Ministro do STF também afastou chefe da Inteligência da Polícia Federal; Segunda Turma já formou maioria para manter medida, mas julgamento ainda não foi concluído
O ministro André Mendonça, do Supremo Tribunal Federal (STF), determinou nesta terça-feira (8) o afastamento preventivo do diretor-geral da Polícia Federal, Andrei Passos Rodrigues, e do diretor de Inteligência da corporação, Leandro Almada da Costa.

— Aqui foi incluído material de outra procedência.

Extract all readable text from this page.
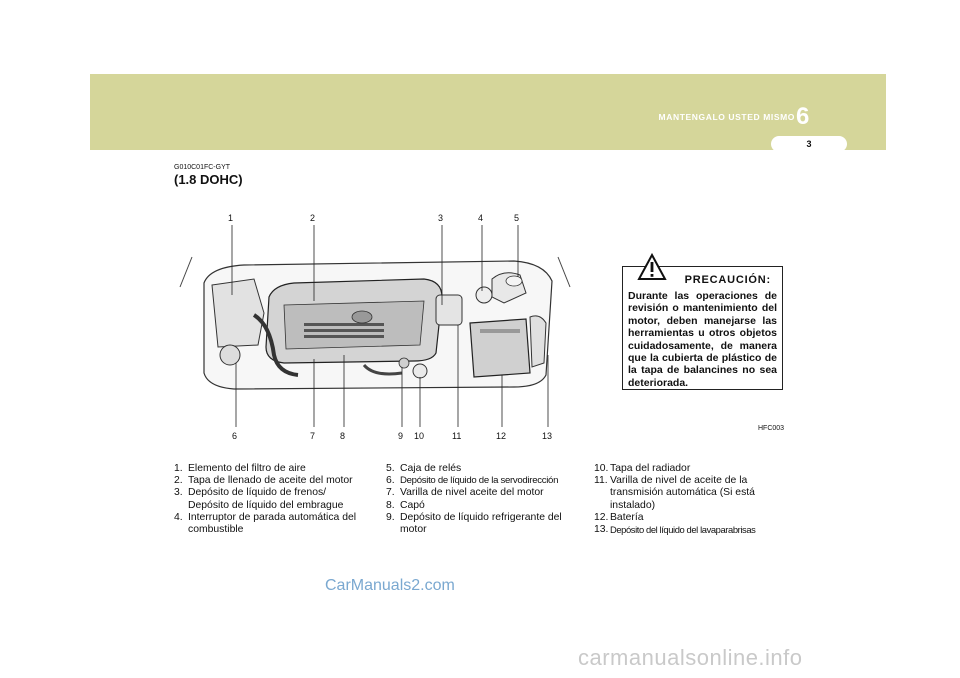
MANTENGALO USTED MISMO 6
3
G010C01FC-GYT
(1.8 DOHC)
1	2	3	4	5
6	7	8	9 10	11	12	13
PRECAUCIÓN:
Durante las operaciones de revisión o mantenimiento del motor, deben manejarse las herramientas u otros objetos cuidadosamente, de manera que la cubierta de plástico de la tapa de balancines no sea deteriorada.
HFC003
1. Elemento del filtro de aire
2. Tapa de llenado de aceite del motor
3. Depósito de líquido de frenos/ Depósito de líquido del embrague
4. Interruptor de parada automática del combustible
5. Caja de relés
6. Depósito de líquido de la servodirección
7. Varilla de nivel aceite del motor
8. Capó
9. Depósito de líquido refrigerante del motor
10. Tapa del radiador
11. Varilla de nivel de aceite de la transmisión automática (Si está instalado)
12. Batería
13. Depósito del líquido del lavaparabrisas
CarManuals2.com
carmanualsonline.info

A decisão ocorre em meio a uma crise envolvendo ministros do Supremo e questionamentos sobre a produção e utilização de relatórios de inteligência da Polícia Federal.
Mendonça também determinou que a Corregedoria da PF instaure procedimentos para apurar possíveis irregularidades na elaboração dos documentos. Segundo o ministro, haveria indícios de condutas inadequadas e possíveis ilícitos relacionados à produção dos relatórios.
Relatórios estão no centro da disputa
A decisão de Mendonça está relacionada a documentos produzidos pela área de inteligência da Polícia Federal e posteriormente apresentados pelo ministro Alexandre de Moraes em uma investigação.
Um dos relatórios questionados fazia análises sobre a atuação de Mendonça e de outras autoridades e foi utilizado no contexto de uma apuração solicitada por Moraes.
Mendonça classificou os documentos como tecnicamente inadequados e sem legitimidade suficiente para produzir efeitos investigativos. Na decisão, o ministro também afirmou ter sido alvo de monitoramento considerado ilegal pela inteligência da PF, juntamente com o advogado-geral da União, Jorge Messias.
O ministro determinou ainda a suspensão imediata da produção de relatórios de inteligência destinados a analisar atividades jurisdicionais do Judiciário e da advocacia pública, até que sejam esclarecidas as circunstâncias da elaboração dos documentos questionados.
Crise envolve Banco Master
O episódio está inserido em uma disputa mais ampla envolvendo as investigações relacionadas ao Banco Master e o empresário Daniel Vorcaro.
Nos últimos dias, vieram a público informações sobre contatos entre Vorcaro e o ministro Alexandre de Moraes. A divulgação desse material provocou novos desdobramentos no Supremo.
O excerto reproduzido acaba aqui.